The period from 1969 to 1984 saw divorce reform in the majority of Western countries, but Ireland remained in the unique position with no provision for divorce, finding an ally only further afield in Malta. The establishment of the Oireachtas Joint Committee on Marital Breakdown in 1985 was, however, an admission by the state that increasing numbers of marriages ended before the death of a spouse and laid the foundations for the first referendum to remove the constitutional ban on divorce in the following year. Social activism, clerical and political attitudes towards divorce reform as well as the cause of the defeat of the referendum are explored. Despite the referendum defeat, a significant and overdue era of Irish family law reform followed which laid the foundations for a second divorce referendum and ultimately the removal of the constitutional ban in the second divorce referendum of 1995. Keenly and often antagonistically fought, the result was so close that a recount was held. This left Ireland with the challenge of introducing legislation on divorce, an issue long-held as the pinnacle of liberalism where many remained resistant to reform
This chapter explores the rationale for and impact of Ireland’s exclusion from the 1857 Divorce and Matrimonial Causes Act which moved English (and Welsh) divorce from parliament to court. The lack of engagement with this reform was apparent across the religious divides in Ireland which allows the suggestion of Catholic orthodoxy emerging as victorious against a liberal reform to be challenged. The Irish Catholic and Protestant presses opposed the bill more forcibly than any of the churches which evidences that Irish resistance to divorce was not always denominationally bound. However, akin to the Irish church response to divorce reform, the press never encouraged more popular protest. That Ireland was seen as a case apart in regard to divorce reform is highlighted by the government’s encouragement of other areas of the empire to apply the rulings of the 1857 divorce act. In consequence, by 1869 only Irish divorce bills were routinely heard in Westminster which remained averse to introducing divorce reform for Ireland. This inertia continued for decades as successive administrations proved disinclined to extend the 1857 act to Ireland and few called for its application.

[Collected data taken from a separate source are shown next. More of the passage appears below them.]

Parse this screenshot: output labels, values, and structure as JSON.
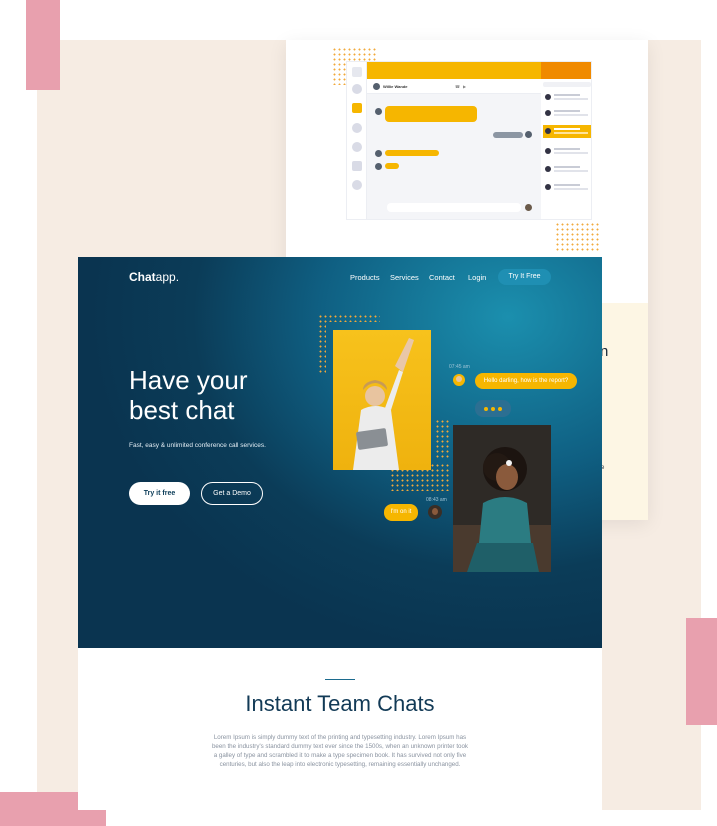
{
  "colors": {
    "accent_yellow": "#f6b600",
    "hero_dark": "#0a3450",
    "hero_light": "#1b8fae",
    "title_navy": "#123a56",
    "pink": "#e8a0ae",
    "cream": "#f6ece3"
  },
  "preview": {
    "contact_name": "Willie Wande",
    "partial_text_right_1": "n",
    "partial_text_right_2": "se"
  },
  "hero": {
    "logo_bold": "Chat",
    "logo_light": "app.",
    "nav": [
      "Products",
      "Services",
      "Contact",
      "Login"
    ],
    "try_button": "Try It Free",
    "title": "Have your\nbest chat",
    "subtitle": "Fast, easy & unlimited conference call services.",
    "primary_button": "Try it free",
    "secondary_button": "Get a Demo",
    "chat": {
      "time_1": "07:45 am",
      "message_1": "Hello darling, how is the report?",
      "time_2": "08:43 am",
      "message_2": "I'm on it"
    }
  },
  "section": {
    "title": "Instant Team Chats",
    "body": "Lorem Ipsum is simply dummy text of the printing and typesetting industry. Lorem Ipsum has been the industry's standard dummy text ever since the 1500s, when an unknown printer took a galley of type and scrambled it to make a type specimen book. It has survived not only five centuries, but also the leap into electronic typesetting, remaining essentially unchanged."
  },
  "icons": [
    "home-icon",
    "chat-icon",
    "settings-icon",
    "file-icon",
    "phone-icon",
    "video-icon",
    "send-icon"
  ]
}
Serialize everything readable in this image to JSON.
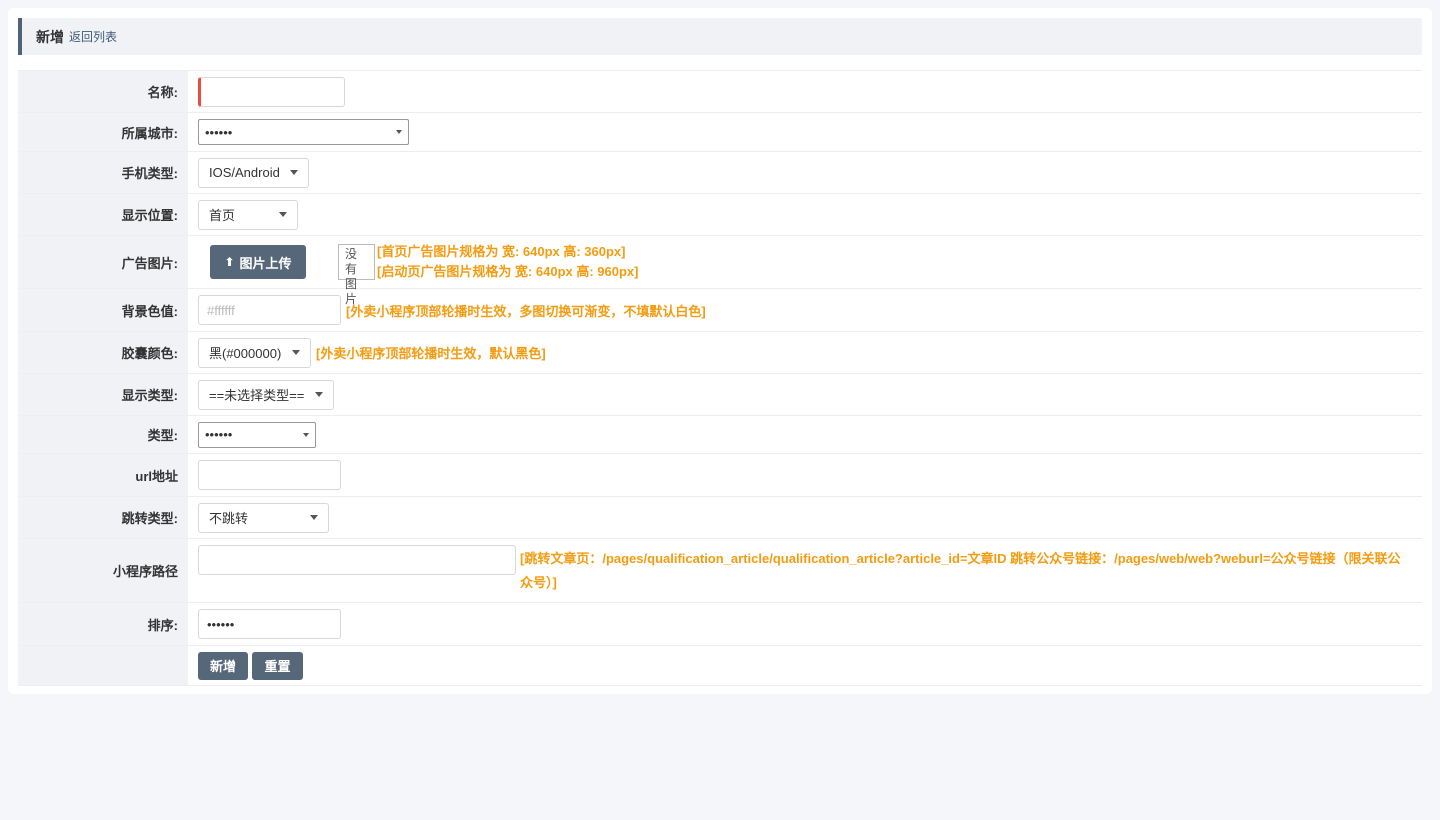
{
  "header": {
    "title": "新增",
    "back_link": "返回列表"
  },
  "fields": {
    "name": {
      "label": "名称:",
      "value": ""
    },
    "city": {
      "label": "所属城市:",
      "selected": "••••••"
    },
    "phone_type": {
      "label": "手机类型:",
      "selected": "IOS/Android"
    },
    "position": {
      "label": "显示位置:",
      "selected": "首页"
    },
    "ad_image": {
      "label": "广告图片:",
      "upload_label": "图片上传",
      "no_image_line1": "没有",
      "no_image_line2": "图片",
      "hint1": "[首页广告图片规格为 宽: 640px 高: 360px]",
      "hint2": "[启动页广告图片规格为 宽: 640px 高: 960px]"
    },
    "bg_color": {
      "label": "背景色值:",
      "placeholder": "#ffffff",
      "hint": "[外卖小程序顶部轮播时生效，多图切换可渐变，不填默认白色]"
    },
    "capsule_color": {
      "label": "胶囊颜色:",
      "selected": "黑(#000000)",
      "hint": "[外卖小程序顶部轮播时生效，默认黑色]"
    },
    "display_type": {
      "label": "显示类型:",
      "selected": "==未选择类型=="
    },
    "type": {
      "label": "类型:",
      "selected": "••••••"
    },
    "url": {
      "label": "url地址",
      "value": ""
    },
    "jump_type": {
      "label": "跳转类型:",
      "selected": "不跳转"
    },
    "mini_path": {
      "label": "小程序路径",
      "value": "",
      "hint": "[跳转文章页：/pages/qualification_article/qualification_article?article_id=文章ID 跳转公众号链接：/pages/web/web?weburl=公众号链接（限关联公众号）]"
    },
    "sort": {
      "label": "排序:",
      "value": "••••••"
    }
  },
  "actions": {
    "submit_label": "新增",
    "reset_label": "重置"
  },
  "colors": {
    "accent": "#56677a",
    "hint": "#f39c12",
    "required": "#e74c3c"
  }
}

Irish divorce reform began in the recognition of foreign divorces which produced convoluted case law from the time of the 1937 Irish constitution. The balance of these rulings pivoted on domicile, the intention to reside in a country permanently, which was challenging to test and still dictated by a husband’s domicile. Reform in foreign divorce and domicile was forthcoming from the 1980s and was part of a broader process of Irish family law reform which reflected changing social mores including those relating to the central position of the Catholic church in the Irish state. Some more liberal Irish priests emerged in the 1960s yet, more effective in prompting a reassessment of the position of the Catholic church was Vatican II, which recognised democracy and liberalism. The level of martial breakdown in independent Ireland was also becoming clearer and harder to ignore. A key recommendation of the New Ireland Forum of the mid-1980s was therefore the separation of church and state but divorce reform still provoked antagonistic and often religiously-charged debate.